By Brianna Cheney, M.A. 

According to a 2015 study by the Pew Research Center, two-thirds of American adults are now regularly using social media sites like Facebook, Twitter, and Instagram.  The rise of social media has generated a new facet to the human desire to be “liked.”  Specifically, social media users now have a new domain in which they are striving to obtain social support and attention:  the number of “likes” they receive on their social media posts.  Popular media have begun to speculate about the mental health effects of this new need for social approval for teenagers pointing to the phenomena that many teens and young adults will actually take down posts that do not receive a high enough number of “likes” within a certain amount of time.  My dissertation research will be one of the first to explore the thoughts emotions that individuals experience in response to the “likes” that they receive on social media posts.

Although I am still in the processing of conducting this study, my guess is that individuals who have an unhealthy negative emotional response to the number of likes they receive on social media posts are engaging in the same irrational thought patterns that we try to identify and change in REBT.  For example, if people are thinking that they must get 100 likes on a photo they posted within 24 hours or else they will look like losers, they would likely feel ashamed and immediately want to take down posts with fewer than 100 likes!  Similarly, if people are thinking that all of their close friends really should have liked their posts but did not and are subsequently concluding that the others are bad friends, it logically follows that these individuals would feel angry!

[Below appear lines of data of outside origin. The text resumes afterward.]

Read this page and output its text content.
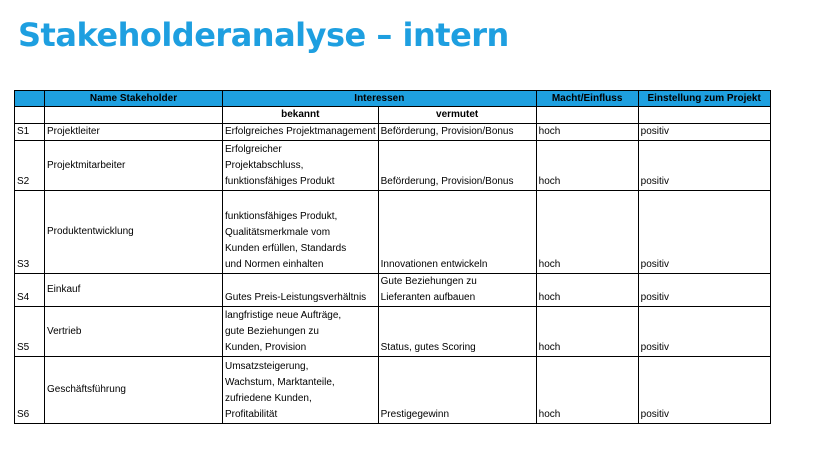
Stakeholderanalyse – intern
	Name Stakeholder	Interessen		Macht/Einfluss	Einstellung zum Projekt
		bekannt	vermutet		
S1	Projektleiter	Erfolgreiches Projektmanagement	Beförderung, Provision/Bonus	hoch	positiv
S2	Projektmitarbeiter	Erfolgreicher
Projektabschluss,
funktionsfähiges Produkt	Beförderung, Provision/Bonus	hoch	positiv
S3	Produktentwicklung	funktionsfähiges Produkt,
Qualitätsmerkmale vom
Kunden erfüllen, Standards
und Normen einhalten	Innovationen entwickeln	hoch	positiv
S4	Einkauf	Gutes Preis-Leistungsverhältnis	Gute Beziehungen zu
Lieferanten aufbauen	hoch	positiv
S5	Vertrieb	langfristige neue Aufträge,
gute Beziehungen zu
Kunden, Provision	Status, gutes Scoring	hoch	positiv
S6	Geschäftsführung	Umsatzsteigerung,
Wachstum, Marktanteile,
zufriedene Kunden,
Profitabilität	Prestigegewinn	hoch	positiv
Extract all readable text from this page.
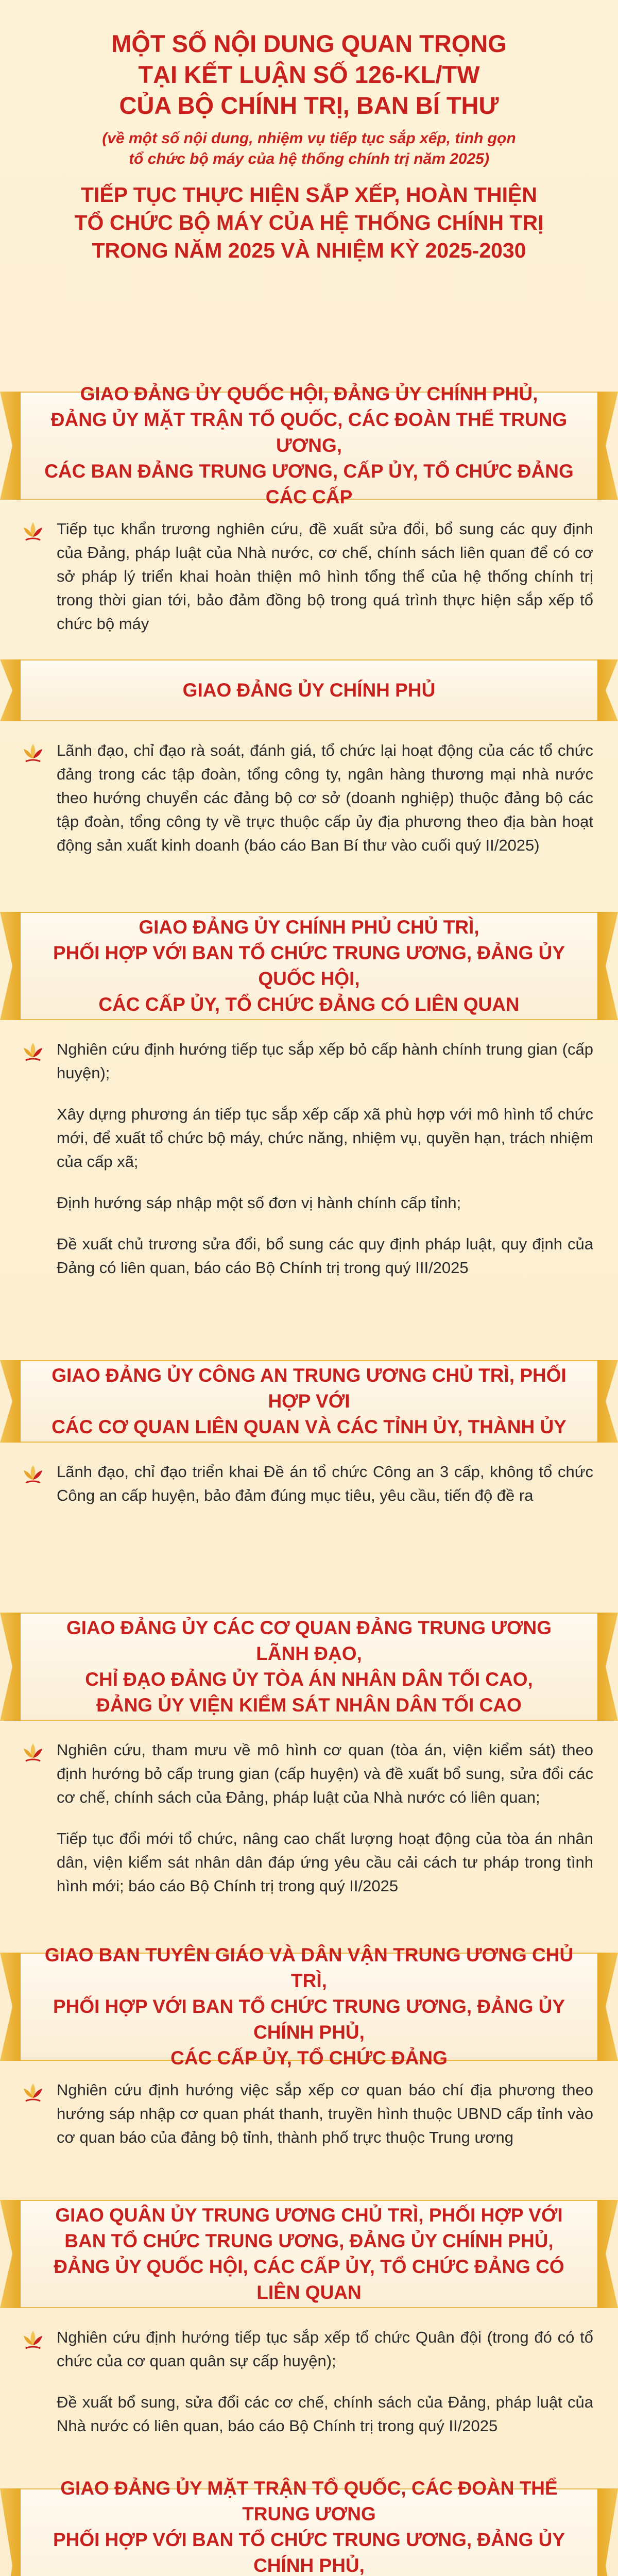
MỘT SỐ NỘI DUNG QUAN TRỌNG
TẠI KẾT LUẬN SỐ 126-KL/TW
CỦA BỘ CHÍNH TRỊ, BAN BÍ THƯ
(về một số nội dung, nhiệm vụ tiếp tục sắp xếp, tinh gọn
tổ chức bộ máy của hệ thống chính trị năm 2025)
TIẾP TỤC THỰC HIỆN SẮP XẾP, HOÀN THIỆN
TỔ CHỨC BỘ MÁY CỦA HỆ THỐNG CHÍNH TRỊ
TRONG NĂM 2025 VÀ NHIỆM KỲ 2025-2030
GIAO ĐẢNG ỦY QUỐC HỘI, ĐẢNG ỦY CHÍNH PHỦ,
ĐẢNG ỦY MẶT TRẬN TỔ QUỐC, CÁC ĐOÀN THỂ TRUNG ƯƠNG,
CÁC BAN ĐẢNG TRUNG ƯƠNG, CẤP ỦY, TỔ CHỨC ĐẢNG CÁC CẤP

Tiếp tục khẩn trương nghiên cứu, đề xuất sửa đổi, bổ sung các quy định của Đảng, pháp luật của Nhà nước, cơ chế, chính sách liên quan để có cơ sở pháp lý triển khai hoàn thiện mô hình tổng thể của hệ thống chính trị trong thời gian tới, bảo đảm đồng bộ trong quá trình thực hiện sắp xếp tổ chức bộ máy

GIAO ĐẢNG ỦY CHÍNH PHỦ

Lãnh đạo, chỉ đạo rà soát, đánh giá, tổ chức lại hoạt động của các tổ chức đảng trong các tập đoàn, tổng công ty, ngân hàng thương mại nhà nước theo hướng chuyển các đảng bộ cơ sở (doanh nghiệp) thuộc đảng bộ các tập đoàn, tổng công ty về trực thuộc cấp ủy địa phương theo địa bàn hoạt động sản xuất kinh doanh (báo cáo Ban Bí thư vào cuối quý II/2025)

GIAO ĐẢNG ỦY CHÍNH PHỦ CHỦ TRÌ,
PHỐI HỢP VỚI BAN TỔ CHỨC TRUNG ƯƠNG, ĐẢNG ỦY QUỐC HỘI,
CÁC CẤP ỦY, TỔ CHỨC ĐẢNG CÓ LIÊN QUAN

Nghiên cứu định hướng tiếp tục sắp xếp bỏ cấp hành chính trung gian (cấp huyện);

Xây dựng phương án tiếp tục sắp xếp cấp xã phù hợp với mô hình tổ chức mới, để xuất tổ chức bộ máy, chức năng, nhiệm vụ, quyền hạn, trách nhiệm của cấp xã;

Định hướng sáp nhập một số đơn vị hành chính cấp tỉnh;

Đề xuất chủ trương sửa đổi, bổ sung các quy định pháp luật, quy định của Đảng có liên quan, báo cáo Bộ Chính trị trong quý III/2025

GIAO ĐẢNG ỦY CÔNG AN TRUNG ƯƠNG CHỦ TRÌ, PHỐI HỢP VỚI
CÁC CƠ QUAN LIÊN QUAN VÀ CÁC TỈNH ỦY, THÀNH ỦY

Lãnh đạo, chỉ đạo triển khai Đề án tổ chức Công an 3 cấp, không tổ chức Công an cấp huyện, bảo đảm đúng mục tiêu, yêu cầu, tiến độ đề ra

GIAO ĐẢNG ỦY CÁC CƠ QUAN ĐẢNG TRUNG ƯƠNG LÃNH ĐẠO,
CHỈ ĐẠO ĐẢNG ỦY TÒA ÁN NHÂN DÂN TỐI CAO,
ĐẢNG ỦY VIỆN KIỂM SÁT NHÂN DÂN TỐI CAO

Nghiên cứu, tham mưu về mô hình cơ quan (tòa án, viện kiểm sát) theo định hướng bỏ cấp trung gian (cấp huyện) và đề xuất bổ sung, sửa đổi các cơ chế, chính sách của Đảng, pháp luật của Nhà nước có liên quan;

Tiếp tục đổi mới tổ chức, nâng cao chất lượng hoạt động của tòa án nhân dân, viện kiểm sát nhân dân đáp ứng yêu cầu cải cách tư pháp trong tình hình mới; báo cáo Bộ Chính trị trong quý II/2025

GIAO BAN TUYÊN GIÁO VÀ DÂN VẬN TRUNG ƯƠNG CHỦ TRÌ,
PHỐI HỢP VỚI BAN TỔ CHỨC TRUNG ƯƠNG, ĐẢNG ỦY CHÍNH PHỦ,
CÁC CẤP ỦY, TỔ CHỨC ĐẢNG

Nghiên cứu định hướng việc sắp xếp cơ quan báo chí địa phương theo hướng sáp nhập cơ quan phát thanh, truyền hình thuộc UBND cấp tỉnh vào cơ quan báo của đảng bộ tỉnh, thành phố trực thuộc Trung ương

GIAO QUÂN ỦY TRUNG ƯƠNG CHỦ TRÌ, PHỐI HỢP VỚI
BAN TỔ CHỨC TRUNG ƯƠNG, ĐẢNG ỦY CHÍNH PHỦ,
ĐẢNG ỦY QUỐC HỘI, CÁC CẤP ỦY, TỔ CHỨC ĐẢNG CÓ LIÊN QUAN

Nghiên cứu định hướng tiếp tục sắp xếp tổ chức Quân đội (trong đó có tổ chức của cơ quan quân sự cấp huyện);

Đề xuất bổ sung, sửa đổi các cơ chế, chính sách của Đảng, pháp luật của Nhà nước có liên quan, báo cáo Bộ Chính trị trong quý II/2025

GIAO ĐẢNG ỦY MẶT TRẬN TỔ QUỐC, CÁC ĐOÀN THỂ TRUNG ƯƠNG
PHỐI HỢP VỚI BAN TỔ CHỨC TRUNG ƯƠNG, ĐẢNG ỦY CHÍNH PHỦ,
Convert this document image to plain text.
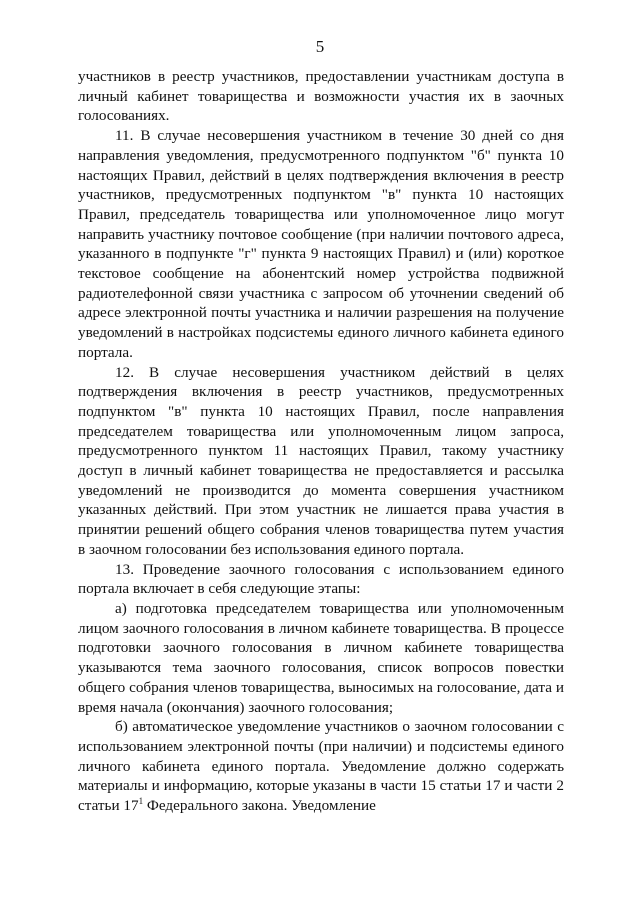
5

участников в реестр участников, предоставлении участникам доступа в личный кабинет товарищества и возможности участия их в заочных голосованиях.

11. В случае несовершения участником в течение 30 дней со дня направления уведомления, предусмотренного подпунктом "б" пункта 10 настоящих Правил, действий в целях подтверждения включения в реестр участников, предусмотренных подпунктом "в" пункта 10 настоящих Правил, председатель товарищества или уполномоченное лицо могут направить участнику почтовое сообщение (при наличии почтового адреса, указанного в подпункте "г" пункта 9 настоящих Правил) и (или) короткое текстовое сообщение на абонентский номер устройства подвижной радиотелефонной связи участника с запросом об уточнении сведений об адресе электронной почты участника и наличии разрешения на получение уведомлений в настройках подсистемы единого личного кабинета единого портала.

12. В случае несовершения участником действий в целях подтверждения включения в реестр участников, предусмотренных подпунктом "в" пункта 10 настоящих Правил, после направления председателем товарищества или уполномоченным лицом запроса, предусмотренного пунктом 11 настоящих Правил, такому участнику доступ в личный кабинет товарищества не предоставляется и рассылка уведомлений не производится до момента совершения участником указанных действий. При этом участник не лишается права участия в принятии решений общего собрания членов товарищества путем участия в заочном голосовании без использования единого портала.

13. Проведение заочного голосования с использованием единого портала включает в себя следующие этапы:

а) подготовка председателем товарищества или уполномоченным лицом заочного голосования в личном кабинете товарищества. В процессе подготовки заочного голосования в личном кабинете товарищества указываются тема заочного голосования, список вопросов повестки общего собрания членов товарищества, выносимых на голосование, дата и время начала (окончания) заочного голосования;

б) автоматическое уведомление участников о заочном голосовании с использованием электронной почты (при наличии) и подсистемы единого личного кабинета единого портала. Уведомление должно содержать материалы и информацию, которые указаны в части 15 статьи 17 и части 2 статьи $17^1$ Федерального закона. Уведомление
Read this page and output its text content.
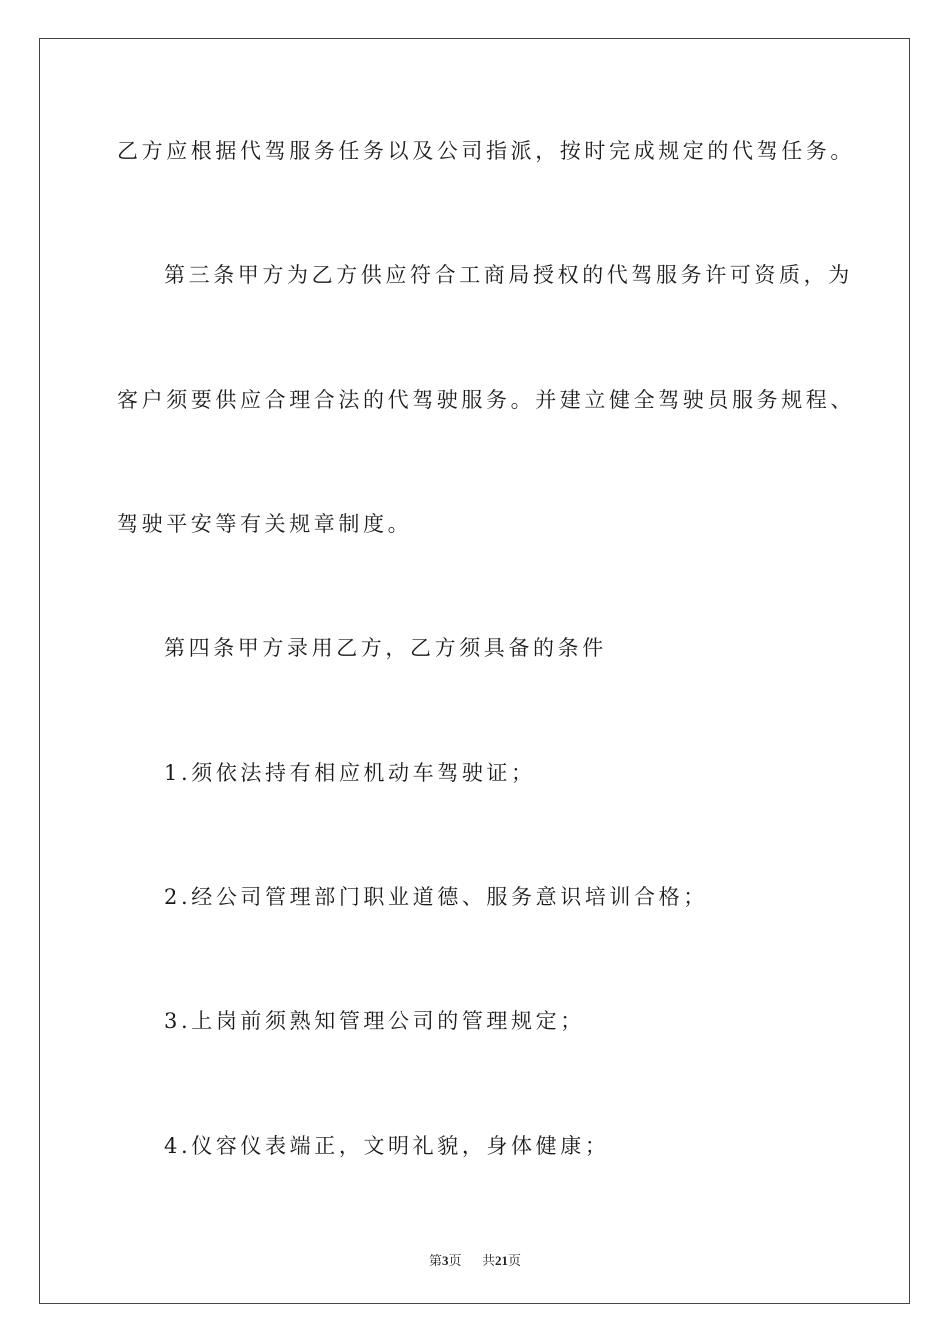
乙方应根据代驾服务任务以及公司指派，按时完成规定的代驾任务。
第三条甲方为乙方供应符合工商局授权的代驾服务许可资质，为
客户须要供应合理合法的代驾驶服务。并建立健全驾驶员服务规程、
驾驶平安等有关规章制度。
第四条甲方录用乙方，乙方须具备的条件
1.须依法持有相应机动车驾驶证；
2.经公司管理部门职业道德、服务意识培训合格；
3.上岗前须熟知管理公司的管理规定；
4.仪容仪表端正，文明礼貌，身体健康；
第3页 共21页
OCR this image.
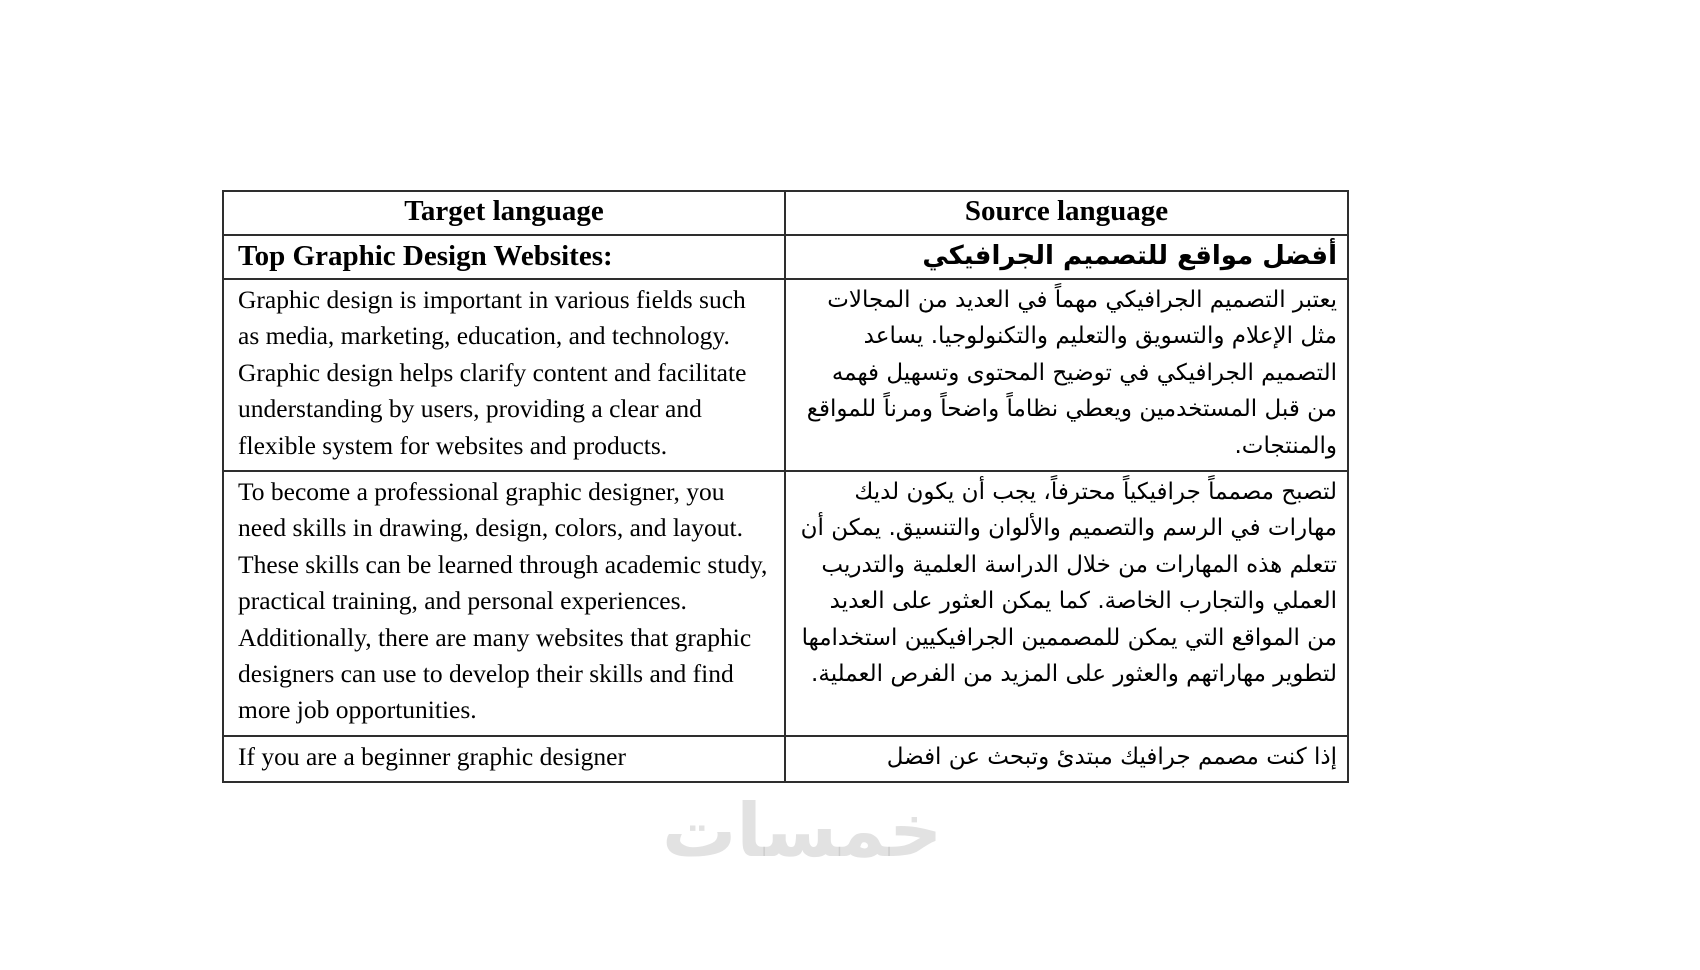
Target language	Source language
Top Graphic Design Websites:	أفضل مواقع للتصميم الجرافيكي
Graphic design is important in various fields such as media, marketing, education, and technology. Graphic design helps clarify content and facilitate understanding by users, providing a clear and flexible system for websites and products.	يعتبر التصميم الجرافيكي مهماً في العديد من المجالات مثل الإعلام والتسويق والتعليم والتكنولوجيا. يساعد التصميم الجرافيكي في توضيح المحتوى وتسهيل فهمه من قبل المستخدمين ويعطي نظاماً واضحاً ومرناً للمواقع والمنتجات.
To become a professional graphic designer, you need skills in drawing, design, colors, and layout. These skills can be learned through academic study, practical training, and personal experiences. Additionally, there are many websites that graphic designers can use to develop their skills and find more job opportunities.	لتصبح مصمماً جرافيكياً محترفاً، يجب أن يكون لديك مهارات في الرسم والتصميم والألوان والتنسيق. يمكن أن تتعلم هذه المهارات من خلال الدراسة العلمية والتدريب العملي والتجارب الخاصة. كما يمكن العثور على العديد من المواقع التي يمكن للمصممين الجرافيكيين استخدامها لتطوير مهاراتهم والعثور على المزيد من الفرص العملية.
If you are a beginner graphic designer	إذا كنت مصمم جرافيك مبتدئ وتبحث عن افضل
خمسات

If you are a social media user and you tend to become emotionally upset when you do not receive as many likes as you wanted, you might want to take a look at what you are thinking about the numbers of likes you receive.  Might you be turning your preferences for a high number of likes into irrational demands, and maybe even catastrophizing about what it means about you if you do not receive as many likes as expected?   You don’t have to like getting fewer likes than you wanted, but irrationally demanding a certain number of likes and or globally evaluating yourself based on this feedback is likely to lead to shame, anger, depression, and other unhealthy negative emotions!